Mr. Hoffa was the president of the Teamsters from 1957 until, technically, 1971.   But he was convinced of bribery and of misuse of Teamster funds in 1964 and finally went away in 1967, when he appointed his old pal Frank Fitzsimmons acting head of the Union.   Mr. Hoffa formally resigned as head of the union in 1971 and Mr. Fitzsimmons formally assumed the role of Teamsters president.  Shortly thereafter, Mr. Hoffa was pardoned by Richard Nixon, supposedly (probably, okay, definitely) in exchange for a Teamster endorsement of Mr. Nixon’s reelection.  But a condition of the pardon was a prohibition on union activities for Mr. Hoffa until 1980, the date on which his sentence would have ended were it not for the pardon.   This condition reportedly (probably, okay, definitely) was inserted at the behest of Mr. Fitzsimmons and those who were reportedly (probably, okay, definitely) running the Teamsters at the time   Why?   While Mr. Hoffa played ball with the Mob, especially regarding loans from Teamsters pension funds for, among other things, Vegas casinos  (loans, by the way, which proved money good and at least modestly profitable), he was not controlled by the Mob and could say “No.”  Mr. Fitzsimmons, on the other hand, was little more than a Mob puppet who didn’t dare say “No” to the people who were keeping him in his lucrative sinecure atop the Teamsters. 

So the Mob was very comfortable with Mr. Fitzsimmons and wanted to take no chances on a return of the powerful and headstrong Mr. Hoffa.  The result was the disappearance of Mr. Hoffa in 1975, while he was plotting his return to power through Local 299 in Detroit.  The prime suspects in the disappearance of Mr.
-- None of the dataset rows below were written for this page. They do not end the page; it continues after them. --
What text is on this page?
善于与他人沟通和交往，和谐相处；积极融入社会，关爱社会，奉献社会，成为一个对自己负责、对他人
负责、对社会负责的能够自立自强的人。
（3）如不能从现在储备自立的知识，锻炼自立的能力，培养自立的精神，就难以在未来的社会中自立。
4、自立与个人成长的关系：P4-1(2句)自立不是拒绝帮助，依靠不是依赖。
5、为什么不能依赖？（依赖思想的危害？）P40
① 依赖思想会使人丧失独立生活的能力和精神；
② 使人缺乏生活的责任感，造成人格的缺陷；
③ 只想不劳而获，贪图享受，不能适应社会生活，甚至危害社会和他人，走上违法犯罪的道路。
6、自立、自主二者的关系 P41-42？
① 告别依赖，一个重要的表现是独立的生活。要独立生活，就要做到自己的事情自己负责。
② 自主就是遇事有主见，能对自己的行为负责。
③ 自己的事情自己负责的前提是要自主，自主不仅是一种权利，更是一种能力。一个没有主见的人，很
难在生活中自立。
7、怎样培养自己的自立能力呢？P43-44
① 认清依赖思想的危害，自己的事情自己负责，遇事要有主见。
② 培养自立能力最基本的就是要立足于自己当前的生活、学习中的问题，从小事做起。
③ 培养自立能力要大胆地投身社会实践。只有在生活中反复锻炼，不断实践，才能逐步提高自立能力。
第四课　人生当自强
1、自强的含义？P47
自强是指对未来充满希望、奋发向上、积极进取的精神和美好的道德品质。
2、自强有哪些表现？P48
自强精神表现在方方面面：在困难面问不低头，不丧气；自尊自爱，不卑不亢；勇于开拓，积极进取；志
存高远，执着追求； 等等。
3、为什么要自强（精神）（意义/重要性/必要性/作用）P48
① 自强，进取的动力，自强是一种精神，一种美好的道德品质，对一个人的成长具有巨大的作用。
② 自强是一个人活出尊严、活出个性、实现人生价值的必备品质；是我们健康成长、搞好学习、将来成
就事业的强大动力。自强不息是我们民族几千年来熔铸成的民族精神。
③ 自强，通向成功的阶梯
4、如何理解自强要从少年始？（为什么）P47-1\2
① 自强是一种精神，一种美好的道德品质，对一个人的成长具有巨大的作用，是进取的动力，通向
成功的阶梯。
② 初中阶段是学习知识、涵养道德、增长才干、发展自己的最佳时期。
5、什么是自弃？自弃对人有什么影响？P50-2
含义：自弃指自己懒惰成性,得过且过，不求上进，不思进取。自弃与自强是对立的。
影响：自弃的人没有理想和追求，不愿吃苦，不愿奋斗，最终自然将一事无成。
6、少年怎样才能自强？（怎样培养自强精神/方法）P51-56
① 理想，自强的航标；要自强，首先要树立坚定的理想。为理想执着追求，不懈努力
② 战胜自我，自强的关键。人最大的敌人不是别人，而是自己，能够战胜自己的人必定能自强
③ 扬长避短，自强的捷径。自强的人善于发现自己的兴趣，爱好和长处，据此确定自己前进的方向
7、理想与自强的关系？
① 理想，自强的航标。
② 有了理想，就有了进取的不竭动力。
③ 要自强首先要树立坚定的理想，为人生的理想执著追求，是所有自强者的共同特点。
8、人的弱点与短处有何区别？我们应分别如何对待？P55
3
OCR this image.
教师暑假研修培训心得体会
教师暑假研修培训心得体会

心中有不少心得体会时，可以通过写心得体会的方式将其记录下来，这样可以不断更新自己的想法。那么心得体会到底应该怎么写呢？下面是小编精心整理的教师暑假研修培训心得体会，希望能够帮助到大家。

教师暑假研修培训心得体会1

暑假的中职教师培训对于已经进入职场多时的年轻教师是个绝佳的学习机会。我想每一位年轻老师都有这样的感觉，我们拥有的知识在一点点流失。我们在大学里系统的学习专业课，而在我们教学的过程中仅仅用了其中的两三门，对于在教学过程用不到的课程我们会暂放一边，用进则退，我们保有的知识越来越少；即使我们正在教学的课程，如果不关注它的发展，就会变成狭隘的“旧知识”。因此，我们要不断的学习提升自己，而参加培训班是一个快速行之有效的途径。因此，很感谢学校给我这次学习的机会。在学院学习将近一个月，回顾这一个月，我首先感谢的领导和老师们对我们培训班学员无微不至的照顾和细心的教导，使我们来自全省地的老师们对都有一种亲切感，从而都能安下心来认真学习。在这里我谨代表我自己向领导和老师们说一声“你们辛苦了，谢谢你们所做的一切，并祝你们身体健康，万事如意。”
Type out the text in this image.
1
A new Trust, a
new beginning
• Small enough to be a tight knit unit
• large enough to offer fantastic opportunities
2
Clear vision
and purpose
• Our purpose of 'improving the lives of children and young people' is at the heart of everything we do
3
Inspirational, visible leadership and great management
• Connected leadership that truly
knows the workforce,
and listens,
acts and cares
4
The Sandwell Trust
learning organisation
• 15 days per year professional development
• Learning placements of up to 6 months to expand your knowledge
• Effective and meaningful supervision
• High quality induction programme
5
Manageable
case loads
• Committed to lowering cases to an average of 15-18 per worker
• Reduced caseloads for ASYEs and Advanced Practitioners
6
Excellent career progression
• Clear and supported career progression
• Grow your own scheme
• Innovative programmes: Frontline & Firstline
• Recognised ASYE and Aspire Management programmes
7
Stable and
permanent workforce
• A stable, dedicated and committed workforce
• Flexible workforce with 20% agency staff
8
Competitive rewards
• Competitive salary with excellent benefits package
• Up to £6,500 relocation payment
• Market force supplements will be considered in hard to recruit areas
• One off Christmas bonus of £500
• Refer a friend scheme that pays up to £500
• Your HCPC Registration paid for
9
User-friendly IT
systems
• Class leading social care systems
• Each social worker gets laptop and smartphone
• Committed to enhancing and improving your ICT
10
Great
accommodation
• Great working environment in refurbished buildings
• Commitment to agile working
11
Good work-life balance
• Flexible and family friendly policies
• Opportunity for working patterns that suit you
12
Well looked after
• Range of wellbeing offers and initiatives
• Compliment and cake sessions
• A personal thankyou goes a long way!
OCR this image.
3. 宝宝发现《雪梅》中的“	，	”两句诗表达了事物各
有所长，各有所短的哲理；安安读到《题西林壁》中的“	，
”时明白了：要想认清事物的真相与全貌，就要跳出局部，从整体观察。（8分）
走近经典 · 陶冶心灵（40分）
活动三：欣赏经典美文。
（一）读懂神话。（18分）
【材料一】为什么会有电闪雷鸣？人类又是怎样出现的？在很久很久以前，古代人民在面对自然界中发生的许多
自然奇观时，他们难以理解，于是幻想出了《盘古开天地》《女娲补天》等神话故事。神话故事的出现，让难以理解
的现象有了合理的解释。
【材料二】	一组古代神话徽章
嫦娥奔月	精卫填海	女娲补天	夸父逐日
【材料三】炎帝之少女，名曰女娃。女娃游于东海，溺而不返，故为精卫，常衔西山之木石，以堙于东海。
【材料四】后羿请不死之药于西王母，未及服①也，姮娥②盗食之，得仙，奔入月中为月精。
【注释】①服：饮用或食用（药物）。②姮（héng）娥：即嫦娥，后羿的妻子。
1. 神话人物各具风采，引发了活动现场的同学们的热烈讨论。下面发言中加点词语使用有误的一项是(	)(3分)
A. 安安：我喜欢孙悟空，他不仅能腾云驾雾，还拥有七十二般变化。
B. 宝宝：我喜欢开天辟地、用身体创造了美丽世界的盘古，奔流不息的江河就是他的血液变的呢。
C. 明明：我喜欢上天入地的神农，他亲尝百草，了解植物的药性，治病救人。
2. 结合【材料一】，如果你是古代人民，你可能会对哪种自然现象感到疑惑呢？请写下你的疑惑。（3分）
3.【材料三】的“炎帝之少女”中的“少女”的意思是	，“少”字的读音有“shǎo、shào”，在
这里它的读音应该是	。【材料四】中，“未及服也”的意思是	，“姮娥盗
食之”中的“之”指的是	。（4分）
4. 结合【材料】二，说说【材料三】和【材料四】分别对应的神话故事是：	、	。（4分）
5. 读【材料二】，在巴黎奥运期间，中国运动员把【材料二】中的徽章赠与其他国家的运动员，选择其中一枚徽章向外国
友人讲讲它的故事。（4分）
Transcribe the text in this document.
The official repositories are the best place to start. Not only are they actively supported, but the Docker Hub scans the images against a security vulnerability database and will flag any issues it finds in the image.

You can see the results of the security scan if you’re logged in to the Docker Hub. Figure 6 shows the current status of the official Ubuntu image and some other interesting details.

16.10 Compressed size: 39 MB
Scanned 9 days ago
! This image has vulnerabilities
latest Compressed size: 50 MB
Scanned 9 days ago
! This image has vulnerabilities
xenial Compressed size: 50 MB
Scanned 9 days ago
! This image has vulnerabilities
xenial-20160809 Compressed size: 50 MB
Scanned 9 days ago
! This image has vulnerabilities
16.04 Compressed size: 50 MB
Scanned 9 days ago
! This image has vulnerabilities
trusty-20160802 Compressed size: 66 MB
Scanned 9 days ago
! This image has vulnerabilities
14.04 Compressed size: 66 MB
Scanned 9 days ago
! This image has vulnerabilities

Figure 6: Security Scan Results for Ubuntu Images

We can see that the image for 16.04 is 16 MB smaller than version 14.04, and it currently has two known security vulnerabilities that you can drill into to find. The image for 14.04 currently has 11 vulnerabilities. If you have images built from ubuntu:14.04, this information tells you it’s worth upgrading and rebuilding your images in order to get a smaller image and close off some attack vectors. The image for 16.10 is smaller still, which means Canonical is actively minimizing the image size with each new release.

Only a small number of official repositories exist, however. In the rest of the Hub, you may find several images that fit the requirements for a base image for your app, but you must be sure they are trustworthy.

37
Hoffa have long been the late Tony Jack Giacalone, a Detroit mobster, and Tony Pro Provenzano, a New Jersey Teamster official who just happened to be a capo in the Genovese family.  There are, of course, other theories about why Mr. Hoffa had to go, mostly centering around possible testimony before the House Select Committee on Assassinations (Former Chicago Boss Sam Giaconda’s meeting his untimely demise about the same time provides grist for that particular mill.), but the most plausible explanation for Mr. Hoffa’s death was his efforts to upset the apple cart, or apple truck, at the Teamsters.

So what?

This recent bout of digging for Mr. Hoffa give me an excuse to ask a question that has always troubled me about the Hoffa case:  why did the Teamsters and the Mob, without whom the then leadership of the Teamsters did little of much import, press for Mr. Hoffa’s release from jail, even with the accompanying restrictions on his union activity?   Did they honestly believe that Mr. Hoffa, a tough, resourceful, power hungry, but nonetheless effective for the members union guy was just going to say something like “Okay, fellas, I’ll just stand aside and let a pygmy like Frank Fitzsimmons do your bidding with my union; after all, that’s what the law says I have to do”?    While the Mob, broadly speaking, has never been as omniscient or omnipotent as popular enthusiasms would have you believe, the guys who run it are not stupid.   Wouldn’t they have been better off keeping Hoffa in jail until 1980, when he would have been 67, not old but older than 58, and Mr. Fitzsimmons, or some successor, would have been more entrenched and hence harder to unseat?   I know all about union brotherhood considerations and the promises made to Mr. Hoffa to try and get him out, but when money, and especially so much money, was at stake, the people who were in charge cared little for such relatively minor considerations.

We know why Nixon pardoned Hoffa.  But why did the Teamsters make the deal that led Nixon to pardon Hoffa?   This question has intrigued me since…about 1975.